# Letzte Zeile eines Files bestimmen, einlesen & weiterverarbeiten



## Grodax (9. Oktober 2007)

Hallo allerseits !

ich bin noch nicht sehr geübt im Programmieren / mit Java, deswegen habt ein bisschen Nachsicht 

also ich hab folgende Aufgabenstellung:
Ich will ein Logfile nach einem vordefiniertem Ergebnis-String durchsuchen & dann den Inhalt des Strings weiterverarbeiten.
vom diesem Ergebnisstring weiss ich, dass er sich am File-Ende oder kurz davor befindet. das Logfile kann aber ziemlich gross werden.


Mein Stand:
- das Weiterverarbeiten des ermittelten Strings werde ich mit nem Stringtokenizer machen.  sobald ich den String ermittelt habe, sollte ich schon zurecht kommen.
- ich könnte mit einem beliebigen java.io.BufferedReader oder besser mit nem davon geerbeten java.io.LineNumberReader die komplette Datei durchgehen bis ich bei der letzten Zeile bin & mir merken wieviel Zeilen die Datei hat.
Dann gehe ich anhand der ermittelten Zeilennummer die Datei "rückwärts" von hinten nach vorne durch und suche nach meinem String
Problem: scheint mir ziemlich ungeschickt, wenn das Logfile gross ist, in meinem Fall z.b. 5MB
- ich könnte mit nem java.io.RandomAccessFile die Länge der Datei als "Long" ermitteln. Damit komme ich gleich auf das letzte Zeichen.

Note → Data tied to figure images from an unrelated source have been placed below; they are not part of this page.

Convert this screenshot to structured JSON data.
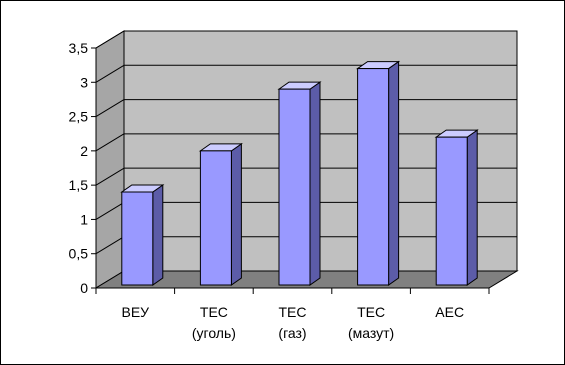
{
  "chart_data": {
    "type": "bar",
    "title": "",
    "xlabel": "",
    "ylabel": "",
    "categories": [
      [
        "ВЕУ"
      ],
      [
        "ТЕС",
        "(уголь)"
      ],
      [
        "ТЕС",
        "(газ)"
      ],
      [
        "ТЕС",
        "(мазут)"
      ],
      [
        "АЕС"
      ]
    ],
    "values": [
      1.4,
      2.0,
      2.9,
      3.2,
      2.2
    ],
    "ylim": [
      0,
      3.5
    ],
    "yticks": [
      "0",
      "0,5",
      "1",
      "1,5",
      "2",
      "2,5",
      "3",
      "3,5"
    ],
    "grid": true,
    "legend": "none",
    "style": "3d-column"
  },
  "colors": {
    "bar_front": "#9999ff",
    "bar_top": "#ccccff",
    "bar_side": "#5c5ca8",
    "wall": "#c0c0c0",
    "floor": "#808080",
    "gridline": "#000000"
  }
}
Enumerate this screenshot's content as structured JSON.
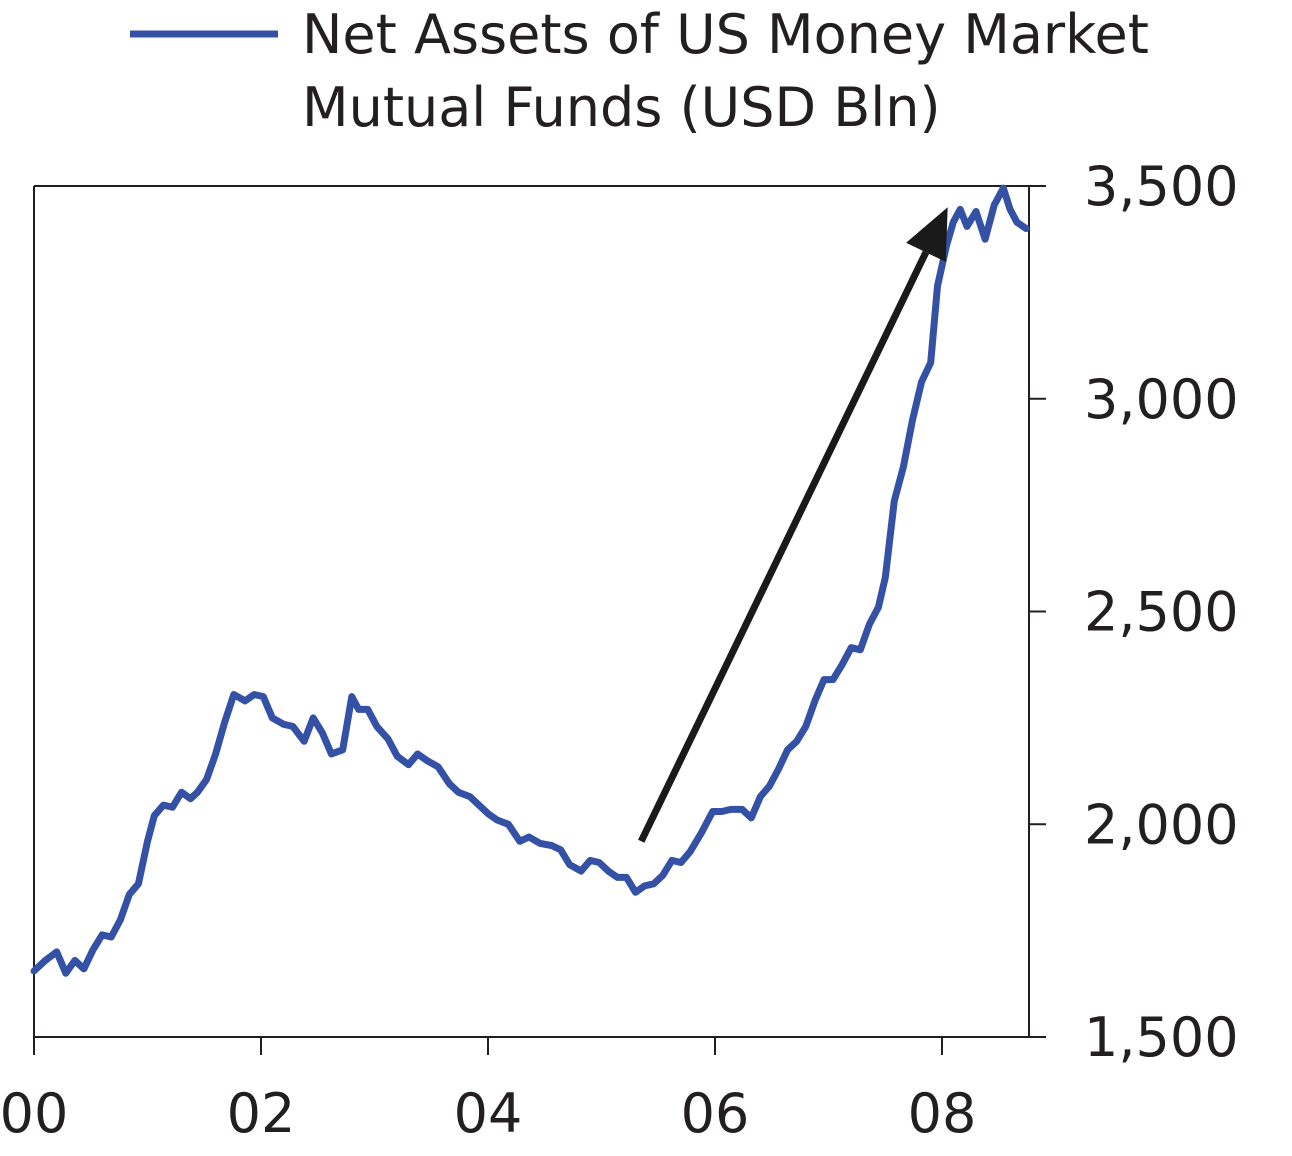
{
  "chart_data": {
    "type": "line",
    "title": "",
    "xlabel": "",
    "ylabel": "",
    "legend": {
      "placement": "top",
      "entries": [
        {
          "line1": "Net Assets of US Money Market",
          "line2": "Mutual Funds (USD Bln)"
        }
      ]
    },
    "xlim": [
      2000,
      2008.75
    ],
    "ylim": [
      1500,
      3500
    ],
    "x_ticks": [
      2000,
      2002,
      2004,
      2006,
      2008
    ],
    "x_tick_labels": [
      "00",
      "02",
      "04",
      "06",
      "08"
    ],
    "y_ticks": [
      1500,
      2000,
      2500,
      3000,
      3500
    ],
    "y_tick_labels": [
      "1,500",
      "2,000",
      "2,500",
      "3,000",
      "3,500"
    ],
    "y_axis_position": "right",
    "grid": false,
    "colors": {
      "series": "#3451a6",
      "arrow": "#1a1a1a",
      "axis": "#231f20"
    },
    "annotations": [
      {
        "type": "arrow",
        "from": [
          2005.35,
          1960
        ],
        "to": [
          2008.05,
          3450
        ]
      }
    ],
    "series": [
      {
        "name": "Net Assets of US Money Market Mutual Funds (USD Bln)",
        "x": [
          2000.0,
          2000.1,
          2000.2,
          2000.28,
          2000.36,
          2000.44,
          2000.52,
          2000.6,
          2000.68,
          2000.76,
          2000.84,
          2000.92,
          2001.0,
          2001.06,
          2001.14,
          2001.22,
          2001.3,
          2001.38,
          2001.44,
          2001.52,
          2001.6,
          2001.68,
          2001.76,
          2001.86,
          2001.94,
          2002.02,
          2002.1,
          2002.2,
          2002.28,
          2002.38,
          2002.46,
          2002.54,
          2002.62,
          2002.72,
          2002.8,
          2002.86,
          2002.94,
          2003.02,
          2003.12,
          2003.2,
          2003.3,
          2003.38,
          2003.46,
          2003.56,
          2003.66,
          2003.74,
          2003.84,
          2003.92,
          2004.0,
          2004.08,
          2004.18,
          2004.28,
          2004.36,
          2004.46,
          2004.56,
          2004.64,
          2004.72,
          2004.82,
          2004.9,
          2004.98,
          2005.06,
          2005.14,
          2005.22,
          2005.3,
          2005.38,
          2005.46,
          2005.54,
          2005.62,
          2005.7,
          2005.78,
          2005.88,
          2005.98,
          2006.06,
          2006.14,
          2006.24,
          2006.32,
          2006.4,
          2006.48,
          2006.56,
          2006.64,
          2006.72,
          2006.8,
          2006.88,
          2006.96,
          2007.04,
          2007.12,
          2007.2,
          2007.28,
          2007.36,
          2007.44,
          2007.5,
          2007.58,
          2007.66,
          2007.74,
          2007.82,
          2007.9,
          2007.96,
          2008.04,
          2008.1,
          2008.16,
          2008.22,
          2008.3,
          2008.38,
          2008.46,
          2008.54,
          2008.6,
          2008.66,
          2008.74
        ],
        "values": [
          1655,
          1680,
          1700,
          1650,
          1680,
          1660,
          1705,
          1740,
          1735,
          1775,
          1835,
          1860,
          1960,
          2020,
          2045,
          2040,
          2075,
          2060,
          2075,
          2105,
          2165,
          2240,
          2305,
          2290,
          2305,
          2300,
          2250,
          2235,
          2230,
          2195,
          2250,
          2215,
          2165,
          2175,
          2300,
          2270,
          2270,
          2230,
          2200,
          2160,
          2140,
          2165,
          2150,
          2135,
          2095,
          2075,
          2065,
          2045,
          2025,
          2010,
          2000,
          1960,
          1970,
          1955,
          1950,
          1940,
          1905,
          1890,
          1915,
          1910,
          1890,
          1875,
          1875,
          1840,
          1855,
          1860,
          1880,
          1915,
          1910,
          1935,
          1980,
          2030,
          2030,
          2035,
          2035,
          2015,
          2065,
          2090,
          2130,
          2175,
          2195,
          2230,
          2290,
          2340,
          2340,
          2375,
          2415,
          2410,
          2470,
          2510,
          2580,
          2760,
          2840,
          2950,
          3040,
          3085,
          3265,
          3360,
          3415,
          3445,
          3405,
          3440,
          3375,
          3455,
          3495,
          3445,
          3415,
          3400
        ]
      }
    ]
  }
}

Mit java.io.RandomAccessFile.readLine() könnte man mit der selben Klasse auch Zeilen einlesen.
Problem: Sackgasse, da ich nicht weiss wie ich sozusagen rückwärts vom letzten Zeichen aus den jeweiligen Zeilenanfang bestimme. ( Ich müsste wohl vor readline() erst den Zeiger von RandomAccessFile auf den Zeilenanfang setzen )
-> gibts irgendeine Möglichkeit (ne read-Methode) mit der ich eindeutig das Zeichen für nen Zeilensprung ermitteln kann ?
sind Carriage-Return & Line-Feed die einzigen 2 Zeichen, auf die ich für nen Zeilensprung testen müsste ?
Welche Repräsentationen dieser 2 Zeichen gibt es ? kann/muss ich irgendwie mit ihren ASCII-Zeichen arbeiten, in welcher Darstellung auch immer ?
(hier http://en.wikipedia.org/wiki/ASCII hab ich z.b. ne hexadezimale Darstellung gefunden. Sind das in Java dann Character-Zeichen ?)



Viele Grüsse
Grodax


----------



## Grodax (9. Oktober 2007)

also ich hab jetzt rausgefunden, dass
char test = 10 & char test2 = 13    (also Dezimal-Werte)
die entsprechenden Characters in Java für LineFeed & CarriageReturn sind.

wenn ich jetzt mit java.io.RandomAccessFile.readChar() die Zeichen rückwärts auslese, bin ich wahrscheinlich nicht so vollkommen auf dem Holzweg ?


----------